1901 Census Record for the John Rawding Household (Left Side)
1901 Census Record for the John Rawding Household (Right Side)
SOURCE: John Rawding Household, 1901 Canada Census, Schedule 1, Nova Scotia, District No. 36 – Kings County, Sub-District No. S – Millville, Dwelling House 1, Family or Household 1, Lines 1-8, Library and Archives Canada Micropublication T-6453.

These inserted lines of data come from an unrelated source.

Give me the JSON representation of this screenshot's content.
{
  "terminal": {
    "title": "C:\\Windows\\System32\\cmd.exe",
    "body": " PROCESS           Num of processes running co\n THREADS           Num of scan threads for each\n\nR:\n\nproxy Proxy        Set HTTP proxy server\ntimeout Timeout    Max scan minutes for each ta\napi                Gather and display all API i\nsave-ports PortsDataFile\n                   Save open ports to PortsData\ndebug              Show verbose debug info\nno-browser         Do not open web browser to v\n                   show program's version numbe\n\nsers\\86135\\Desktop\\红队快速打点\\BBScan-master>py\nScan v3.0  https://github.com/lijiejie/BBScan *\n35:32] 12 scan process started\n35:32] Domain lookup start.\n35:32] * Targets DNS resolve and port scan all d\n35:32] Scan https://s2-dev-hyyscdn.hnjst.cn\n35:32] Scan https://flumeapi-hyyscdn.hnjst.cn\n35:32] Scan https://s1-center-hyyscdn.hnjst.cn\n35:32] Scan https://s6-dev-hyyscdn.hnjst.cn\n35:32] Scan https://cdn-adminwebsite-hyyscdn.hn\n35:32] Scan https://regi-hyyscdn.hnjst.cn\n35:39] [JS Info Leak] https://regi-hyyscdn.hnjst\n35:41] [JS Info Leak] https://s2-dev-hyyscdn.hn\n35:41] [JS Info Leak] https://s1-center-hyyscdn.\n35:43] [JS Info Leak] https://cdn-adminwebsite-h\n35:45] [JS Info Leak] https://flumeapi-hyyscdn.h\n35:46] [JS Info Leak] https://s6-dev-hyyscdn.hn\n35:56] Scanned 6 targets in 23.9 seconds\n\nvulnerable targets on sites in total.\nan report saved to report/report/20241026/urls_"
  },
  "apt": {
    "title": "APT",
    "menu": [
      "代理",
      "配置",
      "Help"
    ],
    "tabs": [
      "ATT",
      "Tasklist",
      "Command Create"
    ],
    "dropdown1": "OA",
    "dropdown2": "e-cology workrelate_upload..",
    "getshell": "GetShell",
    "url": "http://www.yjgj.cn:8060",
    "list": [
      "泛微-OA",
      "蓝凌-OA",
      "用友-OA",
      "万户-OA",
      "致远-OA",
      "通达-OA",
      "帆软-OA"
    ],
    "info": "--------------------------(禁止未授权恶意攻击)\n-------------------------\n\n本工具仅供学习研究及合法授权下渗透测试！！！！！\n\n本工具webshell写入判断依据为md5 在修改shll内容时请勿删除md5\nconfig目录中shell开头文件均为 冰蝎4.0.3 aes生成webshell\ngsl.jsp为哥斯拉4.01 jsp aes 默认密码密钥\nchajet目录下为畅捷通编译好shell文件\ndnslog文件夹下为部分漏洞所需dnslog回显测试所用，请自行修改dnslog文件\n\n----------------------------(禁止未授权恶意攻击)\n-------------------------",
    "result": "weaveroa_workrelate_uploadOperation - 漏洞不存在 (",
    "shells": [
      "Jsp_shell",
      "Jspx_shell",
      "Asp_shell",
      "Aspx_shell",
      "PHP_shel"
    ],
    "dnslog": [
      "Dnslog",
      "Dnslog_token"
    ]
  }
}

Click on the link for a PDF Copy of the 1901 Census Record for the John Rawding Household. The record states that:
The household consists of John Rawding born 6 Apr 1853, his wife Melissa born 3 Sep 1851, and their children Bernard born 14 Jul 1883, Ernest S. born 19 Sep 1884, James M. born 14 Dec 1885, Minnie S. born 23 May 1886, Frederick born 3 May 1889, and Allister born 19 May 1893
Everyone in the household was born in Nova Scotia, was of Irish origin, was of Canadian nationality, was of Baptist faith, could read and write, and spoke English, but none spoke French
John’s occupation was farmer working at home in a mill, Bernard’s occupation was [illegible] son, and Ernest’s occupation was mill hand working at home in a mill
John and Ernest worked 6 months in a factory and 6 months at home, each earning $120 in their occupation
James, Minnie, Frederick, and Allister were in school 10 months of the year
Well, clearly, if John and Melissa were born in Nova Scotia in the 1850s, I don’t need to search Canadian immigration records, since their families were in Canada before the immigration records were maintained.
However, this clearly was an early Christmas present. I now have information on the Rawding family I didn’t have before, and this information may lead to more records, especially the Canadian Census records from 1861-1891.